Prezydent Łodzi podkreśliła, że decyzję musi jeszcze zaakceptować Rada Miejska w Łodzi, która dokona również odpowiednich przesunięć w budżecie. Jest to niezbędne, gdyż najtańsza oferta w przetargu opiewa na 129 mln zł, a miasto na realizację inwestycji miało zapisane 95 mln zł. – Sprawdzamy oferty pojawiające się na rynku w różnych aspektach prac realizowanych przez miasto. W ostatnim okresie życie pokazało, że w najbliższych latach te ceny niższe nie będą. Dlatego podjęłam decyzję o rozbudowie. Dla mnie najważniejsze jest to, żeby ŁKS awansował do ekstraklasy i grał w niej już na pełnym stadionie, przy wypełnionych trybunach – podkreśliła Zdanowska.
Najkorzystniejszą ofertę złożyła firma Mirbud.
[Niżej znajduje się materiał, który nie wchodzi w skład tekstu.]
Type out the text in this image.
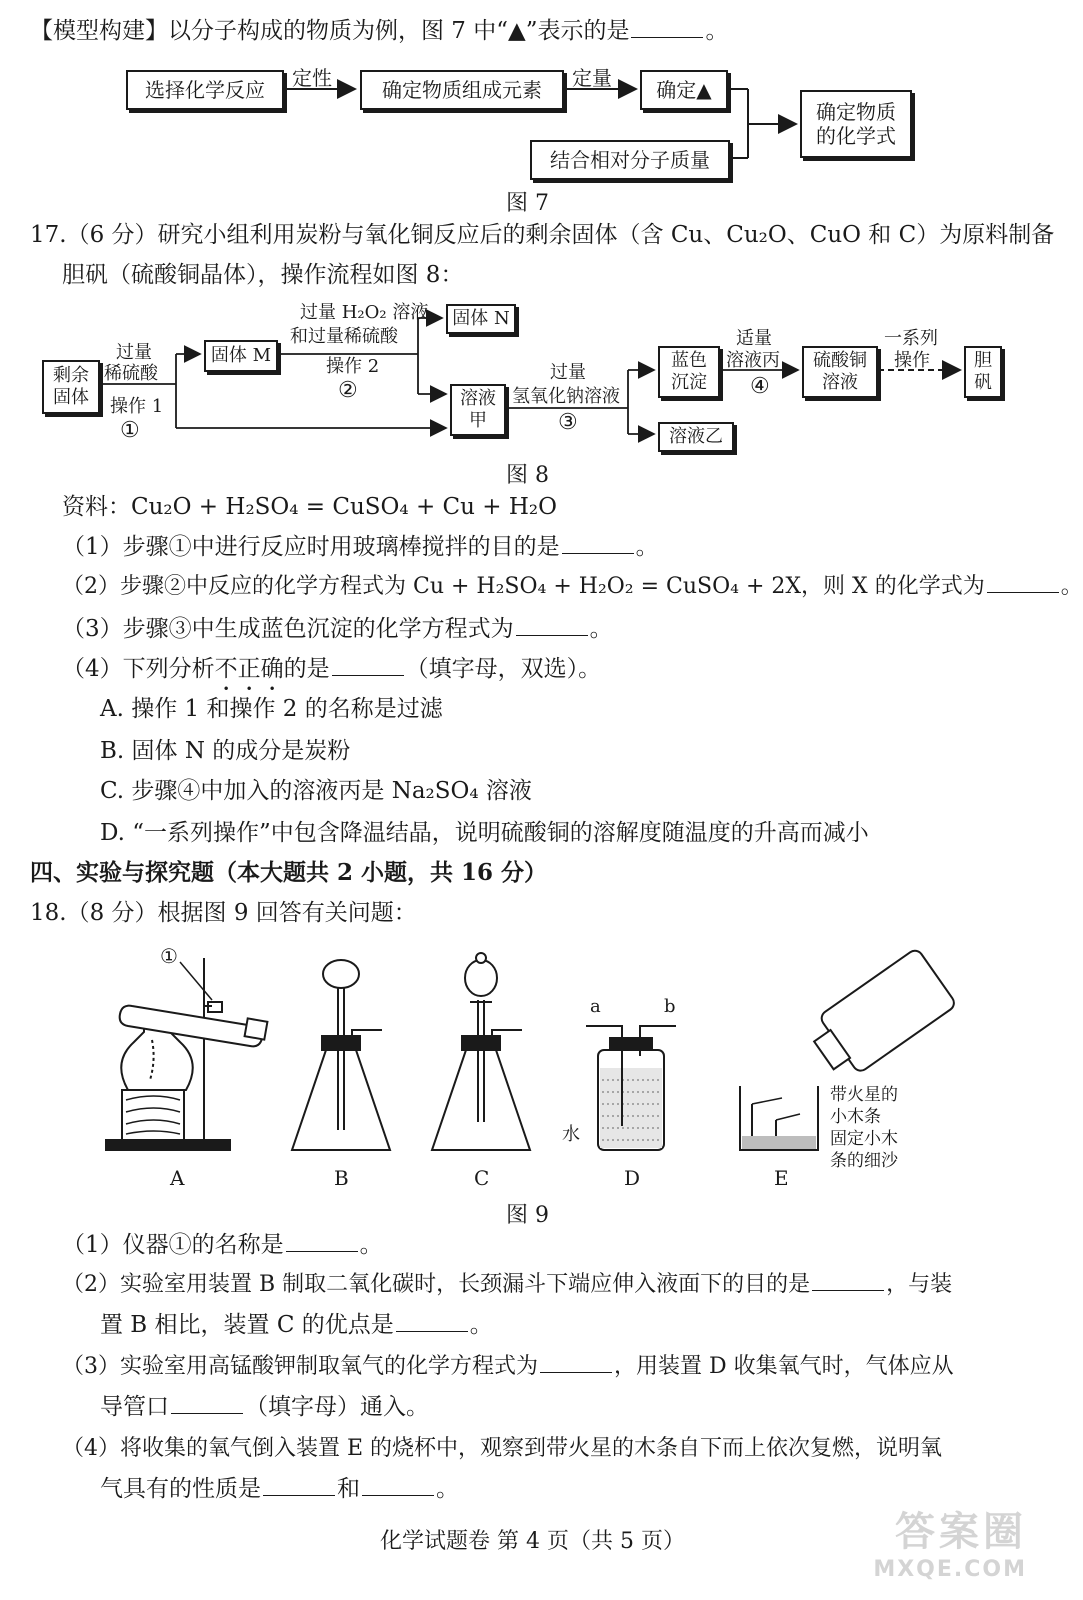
【模型构建】以分子构成的物质为例，图 7 中“▲”表示的是	。
选择化学反应	定性	确定物质组成元素	定量	确定▲
结合相对分子质量
确定物质
的化学式
图 7
17.（6 分）研究小组利用炭粉与氧化铜反应后的剩余固体（含 Cu、Cu₂O、CuO 和 C）为原料制备
胆矾（硫酸铜晶体），操作流程如图 8：
剩余
固体
过量
稀硫酸
操作 1
①
固体 M
过量 H₂O₂ 溶液
和过量稀硫酸
操作 2
②
固体 N
溶液
甲
过量
氢氧化钠溶液
③
蓝色
沉淀
溶液乙
适量
溶液丙
④
硫酸铜
溶液
一系列
操作 胆
矾
图 8
资料：Cu₂O + H₂SO₄ = CuSO₄ + Cu + H₂O
（1）步骤①中进行反应时用玻璃棒搅拌的目的是	。
（2）步骤②中反应的化学方程式为 Cu + H₂SO₄ + H₂O₂ = CuSO₄ + 2X，则 X 的化学式为	。
（3）步骤③中生成蓝色沉淀的化学方程式为	。
（4）下列分析不正确的是	（填字母，双选）。
A. 操作 1 和操作 2 的名称是过滤
B. 固体 N 的成分是炭粉
C. 步骤④中加入的溶液丙是 Na₂SO₄ 溶液
D. “一系列操作”中包含降温结晶，说明硫酸铜的溶解度随温度的升高而减小
四、实验与探究题（本大题共 2 小题，共 16 分）
18.（8 分）根据图 9 回答有关问题：
①
A	B	C	D	E
a	b
水
带火星的
小木条
固定小木
条的细沙
图 9
（1）仪器①的名称是	。
（2）实验室用装置 B 制取二氧化碳时，长颈漏斗下端应伸入液面下的目的是	，与装
置 B 相比，装置 C 的优点是	。
（3）实验室用高锰酸钾制取氧气的化学方程式为	，用装置 D 收集氧气时，气体应从
导管口	（填字母）通入。
（4）将收集的氧气倒入装置 E 的烧杯中，观察到带火星的木条自下而上依次复燃，说明氧
气具有的性质是	和	。
化学试题卷 第 4 页（共 5 页）	答案圈
MXQE.COM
Po podpisaniu umowy na budowę trzech brakujących trybun wykonawca będzie miał 36 miesięcy na realizację tej inwestycji. – Ja wywiązuję się ze swojego zobowiązania. Zadaniem klubu będzie wywalczenie i utrzymanie miejsca w ekstraklasie oraz zapełnienie osiemnastu tysięcy miejsc na trybunach – powiedziała Zdanowska.
Prezes ŁKS nie ukrywał radości z decyzji prezydent Łodzi. – Jestem bardzo szczęśliwy. W imieniu całej społeczności ŁKS bardzo dziękujemy za tą decyzję. Mam nadzieję, że w wielu łódzkich domach również to szczęście będzie okazywane.To ważna decyzja. Bez pełnowartościowego obiektu rozwój klubu byłby niemożliwy. W pewnym momencie zderzylibyśmy się z rzeczywistością. Cieszę się, że kibice ŁKS pokazują, że bez problemu udaje się zapełnić trybunę, która jest. Wbrew pozorom nie jest łatwo skupiać na tak małej powierzchni ludzi o różnych przyzwyczajeniach. Ostatnio bilety sprzedały się na dwa dni przed meczem. Mamy szereg pomysłów marketingowych, które sprawią, że na otwarciu całego stadionu będzie komplet publiczności. To będzie obiekt na dziesiątki lat. Tak jak dzisiaj ełkaesiacy bardzo dobrze wspominają pana prezydenta Rżewskiego, przez pryzmat jego decyzji dotyczących już nieistniejącego obiektu. Tak sądzę, że nasi prawnukowie będą w ten sam sposób, miły i ciepły wspominać prezydent Zdanowską. Bardzo, bardzo dziękujemy – powiedział Tomasz Salski.